Pourquoi accusons-nous la victime ?

À l’ère des campagnes GoFundMe, il est plus facile que jamais d’aider la famille, les amis et même les étrangers en cas de besoin. Il est également facile de détourner le regard. « La plupart des gens se considèrent comme coopératifs et généreux, mais aider ceux qui ne peuvent pas rendre la pareille a un coût », a déclaré Pascal Boyer, professeur Henry Luce de mémoire collective et individuelle en arts et sciences à l’Université Washington de St. Louis.

Dans un nouveau étude publié en février dans Évolution et comportement humain, Boyer et ses co-auteurs suggèrent que de nombreuses personnes résolvent ce conflit intérieur en trouvant les défauts de la personne qui a besoin d’aide. « C’est un phénomène omniprésent, mais il a à peine été étudié », a-t-il déclaré.

Pour l’étude, Boyer et ses co-auteurs, dont Eric Chantland, data scientist au Département d’anthropologie des arts et des sciences, ont présenté aux sujets de test une variété d’histoires fictives décrivant des cas de malheur, comme quelqu’un dans un accident de voiture alors qu’il envoyer des SMS et conduire, quelqu’un abattu par une arme à feu non sécurisée et quelqu’un attaqué par un ours lors d’une randonnée.

Les participants pensaient que les histoires étaient réelles, mais chaque scénario a été soigneusement conçu pour tester l’empathie et la volonté d’aider d’une personne. Après avoir lu chaque histoire, les sujets du test ont été invités à évaluer le caractère de la victime et son degré de responsabilité dans l’accident.

Dans certaines expériences, les participants se sont vu offrir la possibilité de faire don de leur compensation totale pour leur participation à l’étude, jusqu’à 60 cents, pour aider la victime. Dans d’autres, on leur a demandé s’ils seraient hypothétiquement disposés à aider la personne avec leur propre argent. Une fois les expériences terminées, les participants ont été rassurés sur le fait que les histoires avaient été inventées pour l’étude.

Les résultats suggèrent un manque général de générosité. Par exemple, les participants à une expérience ont proposé de donner en moyenne environ 15 centimes à la victime, soit moins d’un tiers du montant maximum possible. Un examen plus approfondi des données de plusieurs expériences a révélé une tendance intrigante : plus les participants voyaient de défauts de caractère chez une victime, moins ils étaient disposés à faire un don. « Ils disent que la victime ne mérite pas d’aide », a déclaré Boyer.

Cette découverte va à l’encontre d’une hypothèse de longue date sur la nature humaine. Dans les années 1960, les psychologues suggéraient que les gens étaient réticents à aider les victimes de malheur, en raison de la conviction fondamentale que le monde était juste et que les mauvaises choses n’arrivaient qu’aux mauvaises personnes.
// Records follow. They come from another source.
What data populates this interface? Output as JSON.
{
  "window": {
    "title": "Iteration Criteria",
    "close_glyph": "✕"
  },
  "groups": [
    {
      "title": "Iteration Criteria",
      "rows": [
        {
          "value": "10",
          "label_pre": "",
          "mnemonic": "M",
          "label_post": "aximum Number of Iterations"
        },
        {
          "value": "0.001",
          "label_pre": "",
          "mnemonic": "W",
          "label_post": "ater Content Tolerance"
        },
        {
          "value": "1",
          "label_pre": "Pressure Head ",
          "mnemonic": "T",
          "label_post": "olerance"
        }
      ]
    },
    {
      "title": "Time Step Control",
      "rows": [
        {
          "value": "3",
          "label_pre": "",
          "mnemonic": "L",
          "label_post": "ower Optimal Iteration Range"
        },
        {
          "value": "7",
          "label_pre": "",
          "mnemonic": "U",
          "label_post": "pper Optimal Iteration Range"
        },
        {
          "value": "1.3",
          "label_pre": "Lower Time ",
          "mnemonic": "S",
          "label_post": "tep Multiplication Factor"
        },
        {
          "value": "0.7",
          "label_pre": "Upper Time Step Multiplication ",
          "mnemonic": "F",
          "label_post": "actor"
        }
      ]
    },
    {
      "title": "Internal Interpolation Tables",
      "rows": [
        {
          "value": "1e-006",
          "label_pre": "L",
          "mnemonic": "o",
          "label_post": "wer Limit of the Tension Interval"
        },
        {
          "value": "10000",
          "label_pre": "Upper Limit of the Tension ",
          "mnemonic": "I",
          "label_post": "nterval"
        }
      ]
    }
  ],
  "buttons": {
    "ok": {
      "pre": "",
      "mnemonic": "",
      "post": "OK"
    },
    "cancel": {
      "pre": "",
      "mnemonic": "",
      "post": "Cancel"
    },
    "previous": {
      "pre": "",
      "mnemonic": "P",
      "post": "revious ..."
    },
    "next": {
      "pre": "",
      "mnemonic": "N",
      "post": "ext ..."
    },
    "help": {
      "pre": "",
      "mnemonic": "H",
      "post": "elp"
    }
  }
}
Mais Boyer estime que l’idée d’un monde juste est à la fois rare et infondée. « Dans la plupart des endroits, les gens pensent que le monde est profondément injuste », a déclaré Boyer.

Au lieu de supposer que toutes les victimes méritent d’une manière ou d’une autre leur malheur, les gens font tout leur possible pour trouver à redire à chaque victime au cas par cas, a déclaré Boyer. « Si je vous dis qu’une personne a été brûlée dans un incendie de cuisine, vous serez sympathique au début, mais il est très probable que vous ou quelqu’un d’autre suggérerez à un moment donné qu’il a dû faire quelque chose de stupide. »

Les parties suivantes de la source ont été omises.